We have several thousand GWAS SNPs which are significantly associated with disease in two populations (CHB and a Korean population). We want to select tag SNPs to genotype in a followup sample. If there are several SNPs which tag a set of significant SNPs, we want to choose the one that has the best P-value. NIEHS has a tool which can do this for candidate genes and it also has one which does functional SNPs using P-value priorities. I'm certain this tool is out there. But we want something that will select tag SNPs using Hapmap LD like these tools for the whole genome. Forgive me if I'm overlooking the obvious.

We have a little script that does this but it constantly requires re-formatting the data and giving it new LD data, so it would be nice to have a permanent solution to this which could use a simple format like the GWAS-P format on the sites mentioned above.



7.5 years ago
Larry_Parnell wrote:

I'd take a look to see if SNAP can do this. This is a feature (your request) that I would expect the Broad to have added to compliment the GWAS in which they participate. For the Korean population, use JPT data.

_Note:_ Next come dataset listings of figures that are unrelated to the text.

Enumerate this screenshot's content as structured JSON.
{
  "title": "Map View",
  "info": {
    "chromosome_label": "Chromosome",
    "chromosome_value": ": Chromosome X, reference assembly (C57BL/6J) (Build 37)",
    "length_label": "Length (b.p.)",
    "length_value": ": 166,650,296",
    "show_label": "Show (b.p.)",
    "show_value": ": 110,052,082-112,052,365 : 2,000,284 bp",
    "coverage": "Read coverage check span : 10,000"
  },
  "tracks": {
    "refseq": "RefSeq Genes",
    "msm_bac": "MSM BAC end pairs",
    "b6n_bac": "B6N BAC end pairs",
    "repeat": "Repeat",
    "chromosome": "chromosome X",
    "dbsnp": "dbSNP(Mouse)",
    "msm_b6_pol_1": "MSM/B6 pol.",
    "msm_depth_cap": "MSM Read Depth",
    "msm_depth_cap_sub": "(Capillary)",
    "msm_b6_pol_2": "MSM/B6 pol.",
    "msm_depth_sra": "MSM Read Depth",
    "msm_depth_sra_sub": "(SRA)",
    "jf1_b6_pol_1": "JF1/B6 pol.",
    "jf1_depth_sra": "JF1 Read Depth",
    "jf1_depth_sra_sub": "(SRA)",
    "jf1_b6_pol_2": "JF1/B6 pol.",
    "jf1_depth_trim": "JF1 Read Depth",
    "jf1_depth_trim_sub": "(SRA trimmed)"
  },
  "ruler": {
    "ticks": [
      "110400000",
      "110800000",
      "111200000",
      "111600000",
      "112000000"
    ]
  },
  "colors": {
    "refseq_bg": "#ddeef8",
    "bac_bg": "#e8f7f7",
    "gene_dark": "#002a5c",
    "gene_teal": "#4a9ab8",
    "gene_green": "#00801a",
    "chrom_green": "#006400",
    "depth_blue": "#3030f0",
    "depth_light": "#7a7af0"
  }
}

Those are beautiful LD plots from SNAP!

Thanks, Larry. It's kind of astonishing to me that this hasn't been built yet. Maybe there is room for our type of tool. The NIEHS servers above do a great job of tapping in to the Hapmap data (but not yet 1KG) and let you specify the LD of your discovery population as well as the population(s) you plan to genotype so that markers are in maximum LD in both. But without some kind of P-value priority it seems like there is a hole that remains to be filled.

If you have not yet checked - SNAP does allow one to pick tagSNPs from 1000G data.

6.8 years ago
Fayue1015 wrote:

Hi, I would like to add two cent points. If I am right, your goal is to do follow-up studies by only select some representative/tag SNPs from these several thousands SNPs, then you can use your current sample/panel from CHB and JPT to do Tag SNP selection, I think our work "fasttagger" link below can be an option.

You do not need to use Hapmap LD information, because you want to select tag SNP from the several thousands SNP.

If you really want to use Hapmap LD information, the process is like this:

use hapmap data, do the LD analysis, check the overlap of tag SNPs selected from Hapmap and your several thousands SNPs, then use the overlap SNPs to do follow up analysis.